Research can be done for a story, but research rarely produces a story. But for the student writing an essay for class the research often comes first, there is a topic that was assigned or selected. That topic is then researched and the paper is written. To do the first draft students must fill their minds with the information that can feed that draft. But I think it is best to write quickly and freely and then edit and revise later. But it is often the editing and the revising that the students are trying to avoid. Anthony Trollope once said, “There is no way of writing well and also of writing easily.” But for most who see writing as a means to something else and not as an end in itself, writing quickly and easily is the goal.

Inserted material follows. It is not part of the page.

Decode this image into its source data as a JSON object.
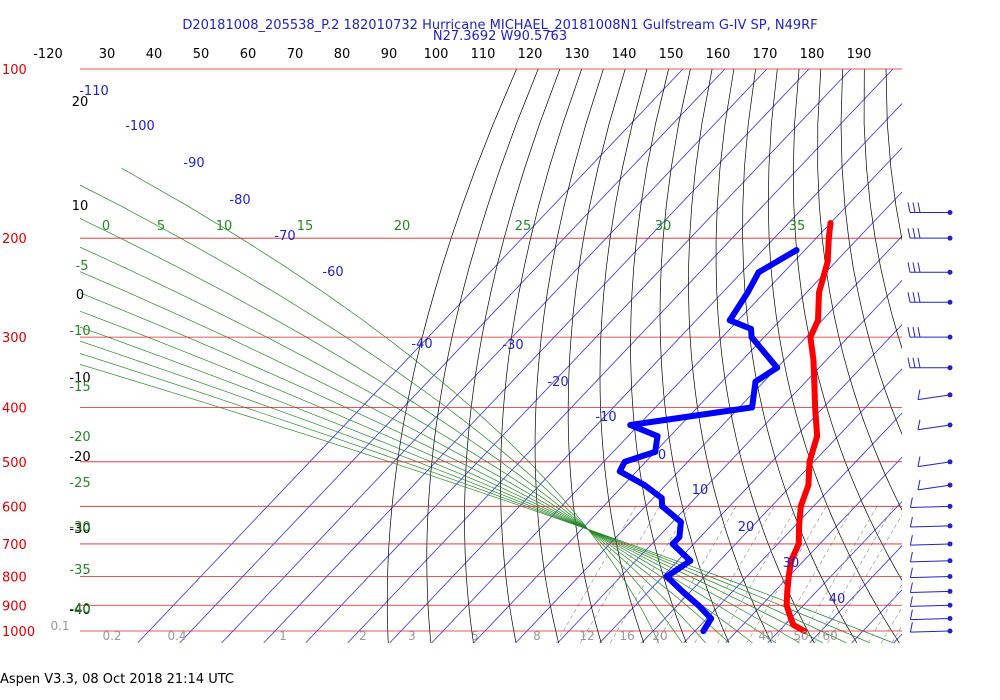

On the Bank of the Seine, Bennecourt

Claude Monet
http://en.wikipedia.org/wiki/File:Claude_Monet_River_Scene_at_Bennecourt,_Seine.jpg

I like this painting because it illustrates for me how sub-text works in a piece of writing. There is a house behind the trees under which the young lady is sitting. We cannot see the house because it is hidden behind the trees. But we know the house is there because we can see its reflection on the surface of the river. This is how sub-text works in writing, it is not said explicitly anywhere but it is reflected on the surface of the language from which the text is constructed. This for me is where the true interest in writing lies. It is in what the imagination of the reader must bring to the reading. The writer has put it there but the reader must find it. The reader must look at more than words on a page they must look for all that lives between the words and between the lines. It is in part here that the voice of the writer lives.